Movie Review: Cabin in the Woods

By | October 8, 2012 at 5:35 pm | No comments | Arts & Style

Movie: Cabin in the Woods

Creators: Joss Whedon and Drew Goddard

Starring: Kristen Connolly, Chris Hemsworth, Jesse Williams

Rating: 4.5/5

When it comes to horror movies, I’m a lightweight. I can’t handle gore, or anticipation, or normally adorable little girls contorting themselves into grotesque positions. It takes a perfect storm to get me to watch a movie with any of the above characteristics, let alone all of them.

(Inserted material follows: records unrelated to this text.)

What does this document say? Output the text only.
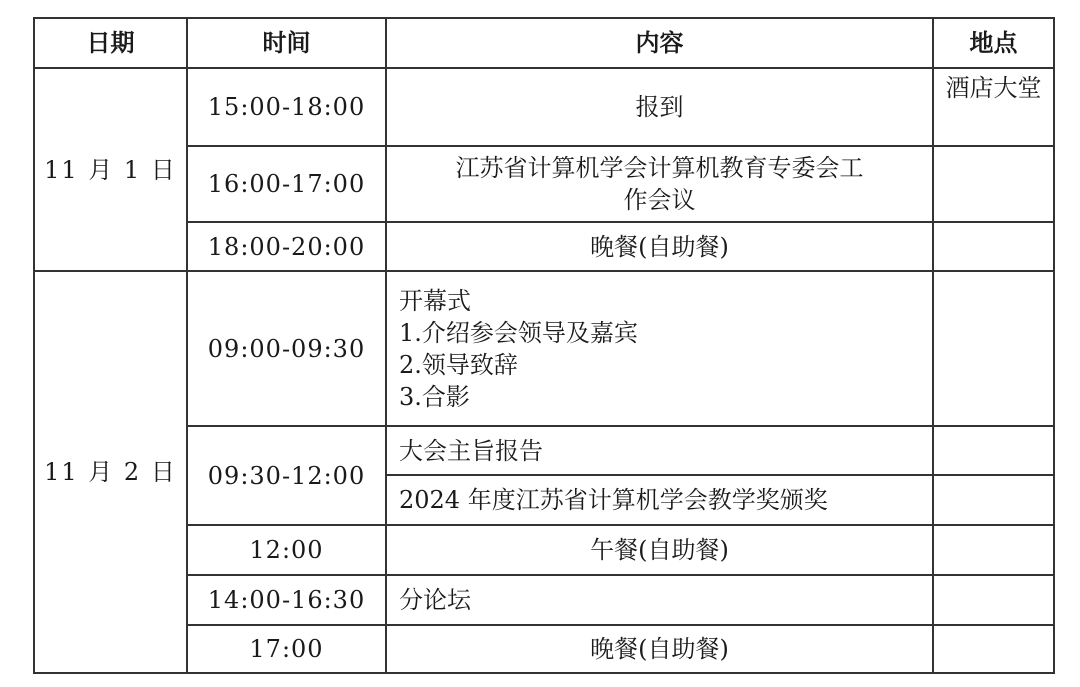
日期	时间	内容	地点
11 月 1 日	15:00-18:00	报到	酒店大堂
	16:00-17:00	江苏省计算机学会计算机教育专委会工
作会议	

	18:00-20:00	晚餐(自助餐)	
11 月 2 日	09:00-09:30	开幕式
1.介绍参会领导及嘉宾
2.领导致辞
3.合影	

	09:30-12:00	大会主旨报告	
		2024 年度江苏省计算机学会教学奖颁奖	
	12:00	午餐(自助餐)	
	14:00-16:30	分论坛	
	17:00	晚餐(自助餐)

Cabin in the Woods is such a storm.

A unique blend of old school monster mash and the modern teen sex and gore fest, Cabin in the Woods is a horror movie to cross genre lines. The movie ran a proverbial gauntlet to leave the post production stage such that when filming wrapped in 2009, its male lead, Chris Hemsworth (Thor, The Avengers) was best known for a cameo in Star Trek and a stint on Australia’s Dancing with the Stars.

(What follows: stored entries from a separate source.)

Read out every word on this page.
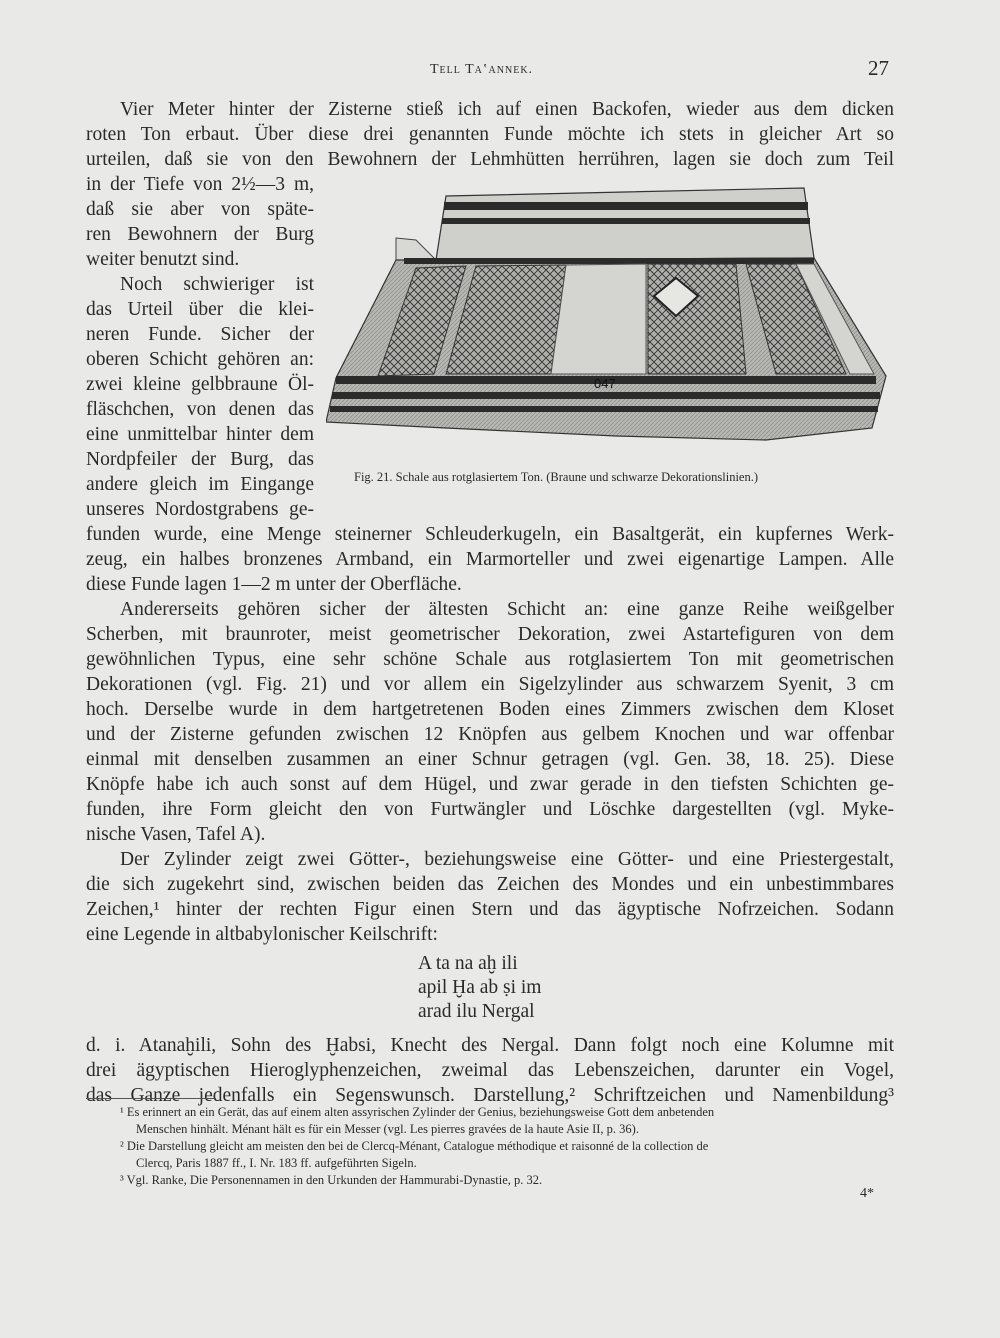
Tell Ta‛annek.	27
Vier Meter hinter der Zisterne stieß ich auf einen Backofen, wieder aus dem dicken
roten Ton erbaut. Über diese drei genannten Funde möchte ich stets in gleicher Art so
urteilen, daß sie von den Bewohnern der Lehmhütten herrühren, lagen sie doch zum Teil
in der Tiefe von 2½—3 m,
daß sie aber von späte-
ren Bewohnern der Burg
weiter benutzt sind.
Noch schwieriger ist
das Urteil über die klei-
neren Funde. Sicher der
oberen Schicht gehören an:
zwei kleine gelbbraune Öl-
fläschchen, von denen das
eine unmittelbar hinter dem
Nordpfeiler der Burg, das
andere gleich im Eingange
unseres Nordostgrabens ge-
funden wurde, eine Menge steinerner Schleuderkugeln, ein Basaltgerät, ein kupfernes Werk-
zeug, ein halbes bronzenes Armband, ein Marmorteller und zwei eigenartige Lampen. Alle
diese Funde lagen 1—2 m unter der Oberfläche.
Andererseits gehören sicher der ältesten Schicht an: eine ganze Reihe weißgelber
Scherben, mit braunroter, meist geometrischer Dekoration, zwei Astartefiguren von dem
gewöhnlichen Typus, eine sehr schöne Schale aus rotglasiertem Ton mit geometrischen
Dekorationen (vgl. Fig. 21) und vor allem ein Sigelzylinder aus schwarzem Syenit, 3 cm
hoch. Derselbe wurde in dem hartgetretenen Boden eines Zimmers zwischen dem Kloset
und der Zisterne gefunden zwischen 12 Knöpfen aus gelbem Knochen und war offenbar
einmal mit denselben zusammen an einer Schnur getragen (vgl. Gen. 38, 18. 25). Diese
Knöpfe habe ich auch sonst auf dem Hügel, und zwar gerade in den tiefsten Schichten ge-
funden, ihre Form gleicht den von Furtwängler und Löschke dargestellten (vgl. Myke-
nische Vasen, Tafel A).
Der Zylinder zeigt zwei Götter-, beziehungsweise eine Götter- und eine Priestergestalt,
die sich zugekehrt sind, zwischen beiden das Zeichen des Mondes und ein unbestimmbares
Zeichen,¹ hinter der rechten Figur einen Stern und das ägyptische Nofrzeichen. Sodann
eine Legende in altbabylonischer Keilschrift:
A ta na aḫ ili
apil Ḫa ab ṣi im
arad ilu Nergal
d. i. Atanaḫili, Sohn des Ḫabsi, Knecht des Nergal. Dann folgt noch eine Kolumne mit
drei ägyptischen Hieroglyphenzeichen, zweimal das Lebenszeichen, darunter ein Vogel,
das Ganze jedenfalls ein Segenswunsch. Darstellung,² Schriftzeichen und Namenbildung³
047
Fig. 21. Schale aus rotglasiertem Ton. (Braune und schwarze Dekorationslinien.)
¹ Es erinnert an ein Gerät, das auf einem alten assyrischen Zylinder der Genius, beziehungsweise Gott dem anbetenden
Menschen hinhält. Ménant hält es für ein Messer (vgl. Les pierres gravées de la haute Asie II, p. 36).
² Die Darstellung gleicht am meisten den bei de Clercq-Ménant, Catalogue méthodique et raisonné de la collection de
Clercq, Paris 1887 ff., I. Nr. 183 ff. aufgeführten Sigeln.
³ Vgl. Ranke, Die Personennamen in den Urkunden der Hammurabi-Dynastie, p. 32.
4*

On the surface, the movie’s premise seems overly done at best and trite at worst: five college students go to a cabin for spring break and wacky zombie hijinks ensue. It seems familiar in every element, right down to the characters (hot dumb girl, hot jock boy, hot smart boy, hot nerd girl, hot stoner boy), and the toothless gas attendant that warns them not to go into the woods.

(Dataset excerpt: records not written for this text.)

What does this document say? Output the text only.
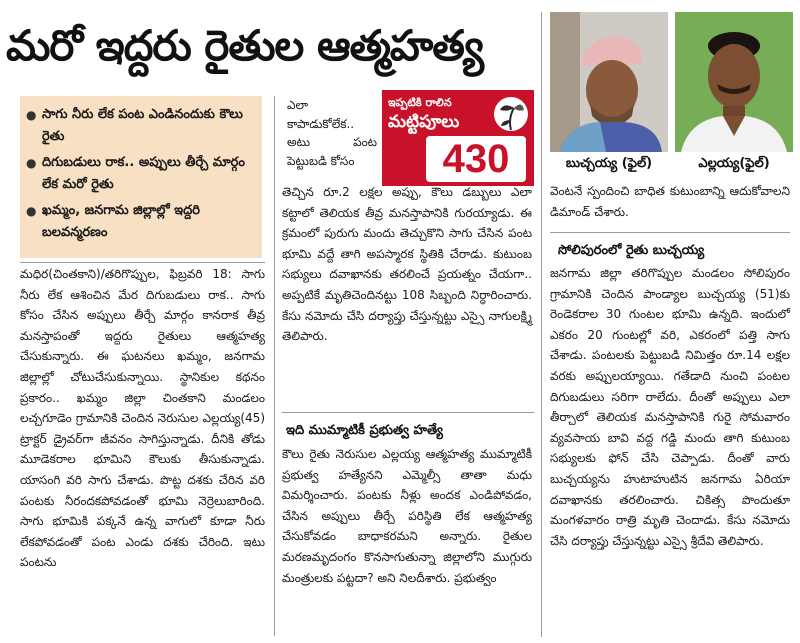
మరో ఇద్దరు రైతుల ఆత్మహత్య
బుచ్చయ్య (ఫైల్)	ఎల్లయ్య(ఫైల్)
● సాగు నీరు లేక పంట ఎండినందుకు కౌలు రైతు
● దిగుబడులు రాక.. అప్పులు తీర్చే మార్గం లేక మరో రైతు
● ఖమ్మం, జనగామ జిల్లాల్లో ఇద్దరి బలవన్మరణం

మధిర(చింతకాని)/తరిగొప్పుల, ఫిబ్రవరి 18: సాగు నీరు లేక ఆశించిన మేర దిగుబడులు రాక.. సాగు కోసం చేసిన అప్పులు తీర్చే మార్గం కానరాక తీవ్ర మనస్తాపంతో ఇద్దరు రైతులు ఆత్మహత్య చేసుకున్నారు. ఈ ఘటనలు ఖమ్మం, జనగామ జిల్లాల్లో చోటుచేసుకున్నాయి. స్థానికుల కథనం ప్రకారం.. ఖమ్మం జిల్లా చింతకాని మండలం లచ్చగూడెం గ్రామానికి చెందిన నెరుసుల ఎల్లయ్య(45) ట్రాక్టర్ డ్రైవర్‌గా జీవనం సాగిస్తున్నాడు. దీనికి తోడు మూడెకరాల భూమిని కౌలుకు తీసుకున్నాడు. యాసంగి వరి సాగు చేశాడు. పొట్ట దశకు చేరిన వరి పంటకు నీరందకపోవడంతో భూమి నెర్రెలుబారింది. సాగు భూమికి పక్కనే ఉన్న వాగులో కూడా నీరు లేకపోవడంతో పంట ఎండు దశకు చేరింది. ఇటు పంటను

ఎలా కాపాడుకోలేక.. అటు పంట పెట్టుబడి కోసం

ఇప్పటికి రాలిన
మట్టిపూలు
430

తెచ్చిన రూ.2 లక్షల అప్పు, కౌలు డబ్బులు ఎలా కట్టాలో తెలియక తీవ్ర మనస్తాపానికి గురయ్యాడు. ఈ క్రమంలో పురుగు మందు తెచ్చుకొని సాగు చేసిన పంట భూమి వద్దే తాగి అపస్మారక స్థితికి చేరాడు. కుటుంబ సభ్యులు దవాఖానకు తరలించే ప్రయత్నం చేయగా.. అప్పటికే మృతిచెందినట్టు 108 సిబ్బంది నిర్ధారించారు. కేసు నమోదు చేసి దర్యాప్తు చేస్తున్నట్టు ఎస్సై నాగులక్ష్మి తెలిపారు.

ఇది ముమ్మాటికీ ప్రభుత్వ హత్యే

కౌలు రైతు నెరుసుల ఎల్లయ్య ఆత్మహత్య ముమ్మాటికీ ప్రభుత్వ హత్యేనని ఎమ్మెల్సీ తాతా మధు విమర్శించారు. పంటకు నీళ్లు అందక ఎండిపోవడం, చేసిన అప్పులు తీర్చే పరిస్థితి లేక ఆత్మహత్య చేసుకోవడం బాధాకరమని అన్నారు. రైతుల మరణమృదంగం కొనసాగుతున్నా జిల్లాలోని ముగ్గురు మంత్రులకు పట్టదా? అని నిలదీశారు. ప్రభుత్వం

వెంటనే స్పందించి బాధిత కుటుంబాన్ని ఆదుకోవాలని డిమాండ్ చేశారు.

సోలిపురంలో రైతు బుచ్చయ్య

జనగామ జిల్లా తరిగొప్పుల మండలం సోలిపురం గ్రామానికి చెందిన పాండ్యాల బుచ్చయ్య (51)కు రెండెకరాల 30 గుంటల భూమి ఉన్నది. ఇందులో ఎకరం 20 గుంటల్లో వరి, ఎకరంలో పత్తి సాగు చేశాడు. పంటలకు పెట్టుబడి నిమిత్తం రూ.14 లక్షల వరకు అప్పులయ్యాయి. గతేడాది నుంచి పంటల దిగుబడులు సరిగా రాలేదు. దీంతో అప్పులు ఎలా తీర్చాలో తెలియక మనస్తాపానికి గురై సోమవారం వ్యవసాయ బావి వద్ద గడ్డి మందు తాగి కుటుంబ సభ్యులకు ఫోన్ చేసి చెప్పాడు. దీంతో వారు బుచ్చయ్యను హుటాహుటిన జనగామ ఏరియా దవాఖానకు తరలించారు. చికిత్స పొందుతూ మంగళవారం రాత్రి మృతి చెందాడు. కేసు నమోదు చేసి దర్యాప్తు చేస్తున్నట్టు ఎస్సై శ్రీదేవి తెలిపారు.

However, as the film progresses it is revealed that the horrific events that occur in the cabin are manipulated by several “technicians” who casually release blood thirsty zombies while placing bets about who comes out alive. These technicians are only some of many across the globe who are working to prevent a mysterious catastrophic event by picking off each of the archetypes (the athlete, the whore, the scholar, the fool, and the virgin) to fulfill an ancient prophecy.

Even after hearing the extent of the plot, I was dubious. What sold me was the creator, Joss Whedon (Buffy the Vampire Slayer, Angel, Dr. Horrible’s Sing a Long Blog). Anyone who has seen Buffy knows that a work of Whedon has two signature elements: great monsters (of which Cabin in the Woods has a veritable barrage) and a healthy dose of wit, heroism, and general badassery.

Overall, Cabin in the Woods implements a duality in film that is often attempted, but rarely successful: a gory slasher façade that hides a genuinely awesome science fiction epic.

Cabin in the Woods comes out on DVD, BluRay, and Netflix on September 18.